Adalet Bakanı Bekir Bozdağ, AK Parti İstanbul İl Başkanlığı Kadın Kolları tarafından Sancaktepe'de kadın seçmenlerle bir araya geldiği toplantı öncesi gazetecilerin gündeme ilişkin sorularını yanıtladı.

Kemal Kılıçdaroğlu'nun, "15 Temmuz'un kontrollü bir darbe girişimi olduğu" iddialarını değerlendiren Bozdağ, şunları söyledi:

"Darbe teşebbüsünün başarısızlığının anlaşılması üzerine FETÖ elebaşı terörist Gülen, açıklama yaptı ve o gün, o gece bunun tiyatro olduğuna dair değerlendirme yaptı. Terör örgütünün açıklamasıdır, hatta FETÖ'cülerin tamamını 'Meydana inin, fotoğraf çekin, görüntülerinizi paylaşın.' diye talimatlandırdı. Şimdi o günden itibaren bunun altını doldurmak için FETÖ, büyük bir gayretin içerisinde. Uluslararası destekçilerinden de destek alarak bunları yapıyor ve Türkiye'de de maalesef bu darbe teşebbüsünü bütün çıplaklığıyla yaşayan CHP'liler de yaşadıklarını inkar edercesine başka bir noktaya gidiyor."

Bakan Bozdağ, Kılıçdaroğlu'nun iddiayı dile getirirken dayanak noktasını açıklaması gerektiğini ifade ederek, "Bunlar, yorumla söylenecek iş değil. Siz, FETÖ'nün dediği ağızla konuşuyorsunuz. FETÖ'nün ağzıyla konuşuyorsunuz, FETÖ kontrollü bir iftirayı yapıyor Kılıçdaroğlu. 'Kontrollü darbe' FETÖ iftirasıdır ve CHP'nin Sayın Genel Başkanı da FETÖ kontrollü bu iftirayı Türkiye'de anlatıyor, yerleştirmeye, meşrulaştırmaya çalışıyor ve FETÖ'nün bu propagandasının Türkiye'deki müdafisidir." diye konuştu.

"Bu millet senden de benden de zekidir"

Adalet Bakanı Bekir Bozdağ, "Kılıçdaroğlu'na bir yerden bir mail geldi mi?" diye sorduğunu aktararak, şöyle devam etti:

"Dün de diyor ki 'Adalet Bakanı beni mi izliyor?' Ben kendisini izlemiyorum.

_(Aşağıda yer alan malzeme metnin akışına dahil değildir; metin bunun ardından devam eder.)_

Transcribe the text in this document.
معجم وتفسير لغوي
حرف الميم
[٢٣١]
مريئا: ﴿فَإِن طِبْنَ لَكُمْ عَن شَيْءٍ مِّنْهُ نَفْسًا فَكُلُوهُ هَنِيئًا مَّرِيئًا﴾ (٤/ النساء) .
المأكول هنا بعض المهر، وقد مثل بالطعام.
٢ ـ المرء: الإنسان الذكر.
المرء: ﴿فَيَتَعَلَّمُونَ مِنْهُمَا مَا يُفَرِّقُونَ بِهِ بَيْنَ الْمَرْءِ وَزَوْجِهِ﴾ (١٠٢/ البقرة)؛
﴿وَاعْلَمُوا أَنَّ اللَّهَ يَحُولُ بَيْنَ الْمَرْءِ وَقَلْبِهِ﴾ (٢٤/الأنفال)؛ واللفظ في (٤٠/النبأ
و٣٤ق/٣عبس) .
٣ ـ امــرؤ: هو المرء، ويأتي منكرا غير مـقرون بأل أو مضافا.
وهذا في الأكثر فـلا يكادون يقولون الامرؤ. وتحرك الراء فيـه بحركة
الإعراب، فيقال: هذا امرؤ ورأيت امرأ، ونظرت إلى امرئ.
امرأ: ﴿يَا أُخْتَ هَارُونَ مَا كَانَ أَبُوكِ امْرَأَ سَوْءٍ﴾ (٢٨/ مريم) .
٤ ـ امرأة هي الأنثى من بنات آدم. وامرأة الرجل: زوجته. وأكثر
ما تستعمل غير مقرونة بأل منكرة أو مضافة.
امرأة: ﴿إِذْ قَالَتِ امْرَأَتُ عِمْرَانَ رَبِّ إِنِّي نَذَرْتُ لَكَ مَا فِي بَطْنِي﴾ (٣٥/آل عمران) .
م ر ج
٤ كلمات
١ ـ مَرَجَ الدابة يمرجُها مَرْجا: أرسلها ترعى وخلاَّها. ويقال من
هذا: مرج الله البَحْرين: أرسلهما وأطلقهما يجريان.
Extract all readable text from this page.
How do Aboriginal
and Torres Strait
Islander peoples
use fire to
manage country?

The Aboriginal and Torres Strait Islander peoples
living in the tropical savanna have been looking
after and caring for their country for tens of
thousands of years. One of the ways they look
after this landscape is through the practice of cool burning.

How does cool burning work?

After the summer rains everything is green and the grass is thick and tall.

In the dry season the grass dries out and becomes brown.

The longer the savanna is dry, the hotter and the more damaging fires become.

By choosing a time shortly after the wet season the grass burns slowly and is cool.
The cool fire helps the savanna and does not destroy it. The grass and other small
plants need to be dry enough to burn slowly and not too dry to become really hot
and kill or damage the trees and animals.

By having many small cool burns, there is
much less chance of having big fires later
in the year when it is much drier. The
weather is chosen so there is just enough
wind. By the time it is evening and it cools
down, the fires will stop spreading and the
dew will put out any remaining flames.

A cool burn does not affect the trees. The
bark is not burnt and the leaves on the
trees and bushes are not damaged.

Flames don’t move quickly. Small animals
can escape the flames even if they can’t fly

Sanki üstü kapalı bir itiraf yapıyor. Var mı yok mu? Varsa 'Var' de yoksa 'Yok' de. Ama çok net bir şekilde CHP, FETÖ'den ve FETÖ ile beraber çalışan diğer bazı çevrelerden kendilerine ulaştırılan iftiraları toplumun gözü önünde hakikat gibi söylemekten artık vazgeçsin.  

Sayın Kılıçdaroğlu, bu millet senden de benden de çok zekidir, FETÖ'nün haşhaşileri gibi uyuşuk bir vaziyette olup bitene bakmaz, bakamaz da. Ben soruyorum, 'Bu bilgileri sana kim getirdi? Sen getirenleri bir açıkla. Bir mail geldi mi gelmedi mi?' Geldiyse 'Geldi' de. Yüksek sesle 'Gelmedi' de diyemiyor."